Q: How do you explain the popularity of Luddite and antiprogress views? Perhaps the pro-progress camp does not make its point well enough?
A: Unfortunately our nation, nay, our world, is run by evil morons. ‘Twas ever thus, if that’s any consolation. I’ve recently taken to reading Boswell’s Life of Johnson in the morning instead of the paper. Why let the politicians’ antics ruin each and every day? I do what I can to change things by thinking my own thoughts and writing my books.
Q: How about distributing your books on the net for free? What if the bad guys scan/OCR them and distribute them on a P2P system? How can you stop them?
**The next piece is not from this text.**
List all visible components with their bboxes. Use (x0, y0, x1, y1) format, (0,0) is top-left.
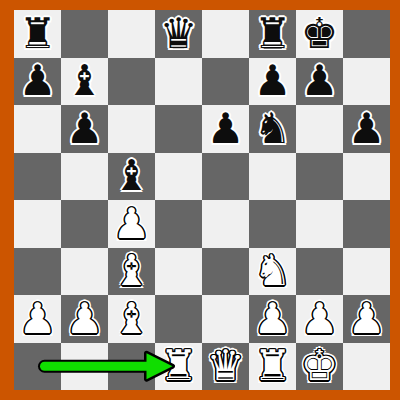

A: You can in fact buy one of my books, The Secret of Life, as an electronic book at electricstory.com. At present, however, I don’t think the Net is a very good medium for books, books should really be inexpensive lightweight paperbacks you can bang around. Electronic distribution is more of a fall-back strategy for putting out a book that isn’t deemed profitable enough to print. You hardly make any money publishing an electronic book. There’s a halfway strategy of print on demand (POD), whereby a distributor can quickly make up a paper copy of each book as it’s ordered. Although I can imagine having some of my out-of-print books avaialable this way, I’m not doing it a present. It just doesn’t seem worth the trouble. My impression is that people don’t buy many POD books. I think you do a lot better if your book is sitting on the shelf in a bookstore and customers can just impulsively pick it up. My current strategy for making my books available is just to try and convince publishers to put out standard reprint editions. Four Walls Eight Windows has been very good about getting some of my books back into print; my Silicon Valley classic The Hacker and the Ants will be out from them this fall. Would I ever be willing to make, say, printable Acrobat files out of my books and post them for free download? Well, you know, I’ve been writing for twenty-five years, and I still have this dream of someday being able to quit my day job. Why would I start giving my books away for free? Aside from the financial considerations, giving away my work would effectively say that my work is junk, without value, not worth a cent. Regarding your other questions, it’s hard to believe anyone would go to the trouble of posting pirated editions of my books on the Net. Why? I’m not Microsoft or Metallica, not a monopoly, and not vastly overpaid. I’d like to think that anyone who’s that interested in my work would be able to understand that I need to get some money for my writing to be able to continue writing more. Not that it’s at all a realistic possibility, if I were to learn of someone systematically pirating copies of my work in a big way, I would certainly want to do something about it. Legal sanctions would be the obvious route, and if that failed, I like to fantasize that some of my cryp, phreak, and hacker-type fans might do a frontier justice number on the pirate’s electronic life.